A person tries out a handgun during the annual National Rifle Association meeting in Dallas, Texas

Washington, United States. The U.S. Supreme Court issued two recent rulings that further expanded protections under the Constitution’s Second Amendment as the justices consider whether to take up additional gun rights cases for their next term. The decisions highlighted the court’s generally sympathetic approach toward gun rights in a country divided over how to address persistent firearms violence, including frequent mass shootings.


Recent rulings on gun rights

In a 6-3 ruling on Thursday, the court’s conservative majority struck down a Hawaii law that required gun owners to obtain an owner’s permission before bringing a handgun onto private property open to the public, such as most businesses.

Last week, the justices unanimously decided to limit the application of a decades-old federal law barring firearms possession by certain drug users. The ruling narrowed a measure that had threatened the gun rights of millions of Americans who use marijuana and own firearms.

Impact on legal standards

The rulings further strengthened a legal test that gun control measures must satisfy in order to withstand scrutiny under the Second Amendment, which was ratified in 1791 and states: “A well regulated militia, being necessary to the security of a free state, the right of the people to keep and bear arms, shall not be infringed.”

Pepperdine University Caruso School of Law professor Jacob Charles said, “The two cases confirm the court’s extreme skepticism about all manner of gun regulations, especially new ones.”

“It has created and elaborated a test that makes it exceedingly difficult for legislatures to create gun laws to protect their citizens,” Charles said of the court.

Possible cases in the next term

The rulings were issued as the justices neared the end of their current term, which began last October.

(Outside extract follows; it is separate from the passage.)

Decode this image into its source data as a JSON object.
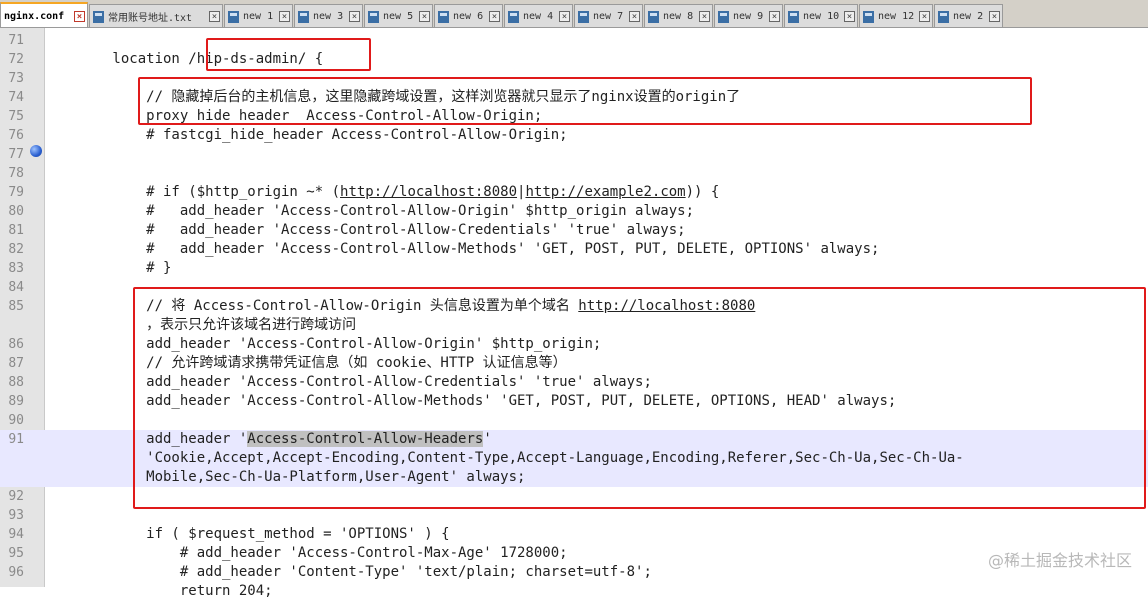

Gun rights advocates, encouraged by the recent legal victories, said they hoped the court would take up additional Second Amendment cases for its next term, which begins in October.

The justices met on Thursday for their weekly private conference. Appeals challenging the legality of state restrictions on assault-style rifles, including AR-15s, and large-capacity ammunition magazines were among the cases under consideration for review. Those cases could be accepted as soon as Monday for argument in the coming term.